Digital transformation, capturing “the implementation of new technologies, talent, and processes to improve business operations and satisfy customers”, as Clint Bolton described it for CIO Magazine, is sweeping every sector – from retail, insurance and financial services to local, state and federal government. This shift was accelerated by a global pandemic and has strained the ability of many enterprises and government organizations to meet the growing need for services delivered digitally. The impact in some cases was critical – for example, websites for services such as unemployment claims and vaccine appointments crashed. It is not surprising that the 2021 survey from National Association of State Chief Information Officers (NASCIO) points to better online experiences for citizens as the main driver for state and territory CIOs to expand digital services.

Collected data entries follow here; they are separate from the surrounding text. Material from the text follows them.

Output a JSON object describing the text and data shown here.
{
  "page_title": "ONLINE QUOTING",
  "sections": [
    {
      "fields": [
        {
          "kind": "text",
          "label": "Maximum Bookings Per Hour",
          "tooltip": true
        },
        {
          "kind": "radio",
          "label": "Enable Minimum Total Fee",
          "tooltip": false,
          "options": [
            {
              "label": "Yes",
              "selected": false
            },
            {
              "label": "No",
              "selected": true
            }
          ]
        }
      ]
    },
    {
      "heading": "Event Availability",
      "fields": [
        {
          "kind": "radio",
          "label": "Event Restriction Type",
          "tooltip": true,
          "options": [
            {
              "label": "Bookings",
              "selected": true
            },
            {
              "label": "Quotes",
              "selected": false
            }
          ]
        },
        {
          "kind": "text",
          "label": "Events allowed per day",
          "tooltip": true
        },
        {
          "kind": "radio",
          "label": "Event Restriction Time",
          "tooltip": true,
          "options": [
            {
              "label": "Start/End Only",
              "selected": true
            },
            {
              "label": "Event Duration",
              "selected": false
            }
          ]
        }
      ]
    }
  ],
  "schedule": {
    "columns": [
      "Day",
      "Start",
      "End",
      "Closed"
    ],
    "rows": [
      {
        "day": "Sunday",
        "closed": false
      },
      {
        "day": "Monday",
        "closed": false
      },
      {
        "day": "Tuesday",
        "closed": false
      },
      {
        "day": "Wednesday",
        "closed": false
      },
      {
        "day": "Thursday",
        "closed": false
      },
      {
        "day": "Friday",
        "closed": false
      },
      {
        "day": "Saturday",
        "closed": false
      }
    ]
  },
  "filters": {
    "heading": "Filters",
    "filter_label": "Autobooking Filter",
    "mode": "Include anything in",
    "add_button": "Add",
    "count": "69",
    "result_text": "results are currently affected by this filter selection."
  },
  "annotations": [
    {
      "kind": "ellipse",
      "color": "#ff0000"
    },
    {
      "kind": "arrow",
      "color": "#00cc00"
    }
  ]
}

The Time for Application Modernization is Now
On the enterprise side, most industry observers agree that between 80 to 90% have now adopted cloud services in some form. The COVID-19 crisis has accelerated what had already been a steady migration of IT workloads to the cloud over the past several years.
The insurance industry alone is poised to transform itself with emerging new technologies such as the Internet of Things (IoT) and artificial intelligence (AI). According to McKinsey, “satellites, drones, and real-time data sets will give insurers unprecedented visibility into the risk around facilities, leading to greater accuracy, and claims processing after natural catastrophes will be automated, infinitely scalable, and lightning fast”. For incumbent insurance companies, this transformation is only achievable down the line if their core legacy applications can be modernized first. Case in point – a leading healthcare insurer with an aging system that was expensive and time-consuming to maintain, could not meet the new heightened digital CX standards its customers demanded. They embarked on a modernization process by automating the extraction of legacy application business rules over two phases to fully understand and document their more than 1.5M lines of code written in COBOL. Both phases of this modernization project were completed in 7.5 months and have led to a positive impact on their customer experience overall.
In the United States, the Office of Management and Budget in 2018 directed all executive branch agencies to incorporate customer experience (CX) into their strategic decisions, culture, and design of services. The payoff is often an increase in the services used by citizens. For example, The Department of Veteran Affairs website overhaul led to a 50% jump in online health care applications by veterans over the previous year. Yet, despite the pressure for digital transformation, most government organizations still have no more than 20% of their workloads in the cloud. And nearly two-thirds of organizations are dissatisfied with the results to date from their cloud initiatives, per this joint study performed by Accenture and NASCIO.
Upgrade Customer Experiences with Intelligent Application Modernization
To fully achieve the benefits that today’s cloud offers to enterprises and government organizations, IT teams need to find a way to safely and efficiently execute on key processes that enable application modernization for their legacy applications. Enter intelligent application modernization – the end-to-end automation of processes , including reverse-engineering (documentation and analysis), business rules extraction, and finally, code optimization and migration. Arlington County in Virginia was able to leverage these modernization techniques to migrate two mission critical systems in order to mitigate rising costs associated with maintenance and help resolve difficulties associated with extending or enhancing these systems. These issues can affect citizen experiences through slow system speeds and prolonged wait times for updates related to changing legislative requirements. The county started by automatically extracting embedded information from the source of roughly 500,000 lines of code distributed across COBOL, CA-IDEAL, and DATACOM in order to deeply understand the business logic and data model. Then, in eight months, they automated the generation of the target system onto Microsoft’s .NET platform in C#, achieving an 82% automation rate. The completed systems continue to run in production to this day.
It’s not news that cloud-first companies such as Amazon, Google, Etsy, and Lemonade, to name a few, have the inherent digital advantage. They continue to raise the bar for online CX standards. In order to stay competitive with these digital natives, enterprises and government organizations with critical, older applications need to accelerate their modernization efforts.
Thankfully intelligent application modernization is here for the rescue.